Another area of research concerns constraining the use to which information may be put after its release to an executing program. In Section 1, we described such constraints as a fifth level of desired function. For example, one might wish to “tag” a file with a notation that any program reading that file is to be restricted forever after from printing output on remote terminals located outside the headquarters building.
For this restriction to be complete, it should propagate with all results created by the program and into other files it writes. Information use restrictions such as these are common in legal agreements (as in the agreement between a taxpayer and a tax return preparing service) and the problem is to identify corresponding mechanisms for computer systems that could help enforce (or detect violations of) such agreements. Rotenberg explored this topic in depth [59] and proposed a “privacy restriction processor” to aid enforcement.

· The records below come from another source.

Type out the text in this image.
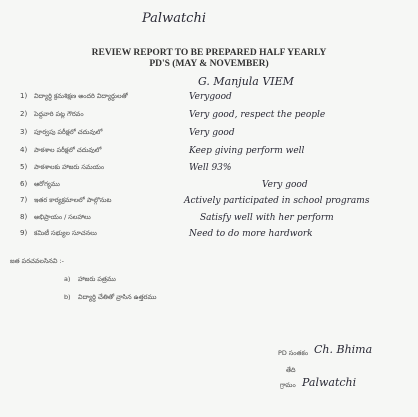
Palwatchi
REVIEW REPORT TO BE PREPARED HALF YEARLY
PD'S (MAY & NOVEMBER)
G. Manjula VIEM
1) విద్యార్థి క్రమశిక్షణ అందరి విద్యార్థులతో	Verygood
2) పెద్దవారి పట్ల గౌరవం	Very good, respect the people
3) పూర్వపు పరీక్షలో చదువులో	Very good
4) పాఠశాల పరీక్షలో చదువులో	Keep giving perform well
5) పాఠశాలకు హాజరు సమయం	Well 93%
6) ఆరోగ్యము	Very good
7) ఇతర కార్యక్రమాలలో పాల్గొనుట	Actively participated in school programs
8) అభిప్రాయం / సలహాలు	Satisfy well with her perform
9) కమిటీ సభ్యుల సూచనలు	Need to do more hardwork
జత పరచవలసినవి :-
a) హాజరు పత్రము
b) విద్యార్థి చేతితో వ్రాసిన ఉత్తరము
PD సంతకం
తేది
గ్రామం
Ch. Bhima
Palwatchi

A potentially powerful technique for protecting information is to encipher it using a key known only to authorized accessors of the information. (Thus encipherment is basically a ticket-oriented system.) One research problem is how to communicate the keys to authorized users. If this communication is done inside the computer system, schemes for protecting the keys must be devised. Strategies for securing multinode computer communication networks using encipherment are a topic of current research; Branstad has summarized the state of the art [40] . Another research problem is development of encipherment techniques (sometimes called privacy transformations) for random access to data. Most well-understood enciphering techniques operate sequentially on long bit streams (as found in point-to-point communications, for example). Techniques for enciphering and deciphering small, randomly selected groups of bits such as a single word or byte of a file have been proposed, but finding simple and fast techniques that also require much effort to cryptanalyze (that is, with high work factors) is still a subject for research. A block enciphering system based on a scheme suggested by Feistel was developed at the IBM T. J. Watson Research Laboratory by Smith, Notz, and Osseck [38]. One special difficulty in this area is that research in encipherment encounters the practice of military classification. Since World War II, only three papers with significant contributions have appeared in the open literature [27], [39], [85]; other papers have only updated, reexamined, or rearranged concepts published many years earlier.
Finally, spurred by the need for better credit and check cashing authentication, considerable research and development effort is going into better authentication mechanisms. Many of these strategies are based on attempts to measure some combination of personal attributes, such as the dynamics of a handwritten signature or the rhythm of keyboard typing. Others are directed toward developing machine-readable identification cards that are hard to duplicate.
Work in progress is not well represented by published literature. The reader interested in further information on some of the current research projects mentioned may find useful the proceedings of two panel sessions at the 1974 National Computer Conference [86], [87], a recent workshop [88], and a survey paper [89].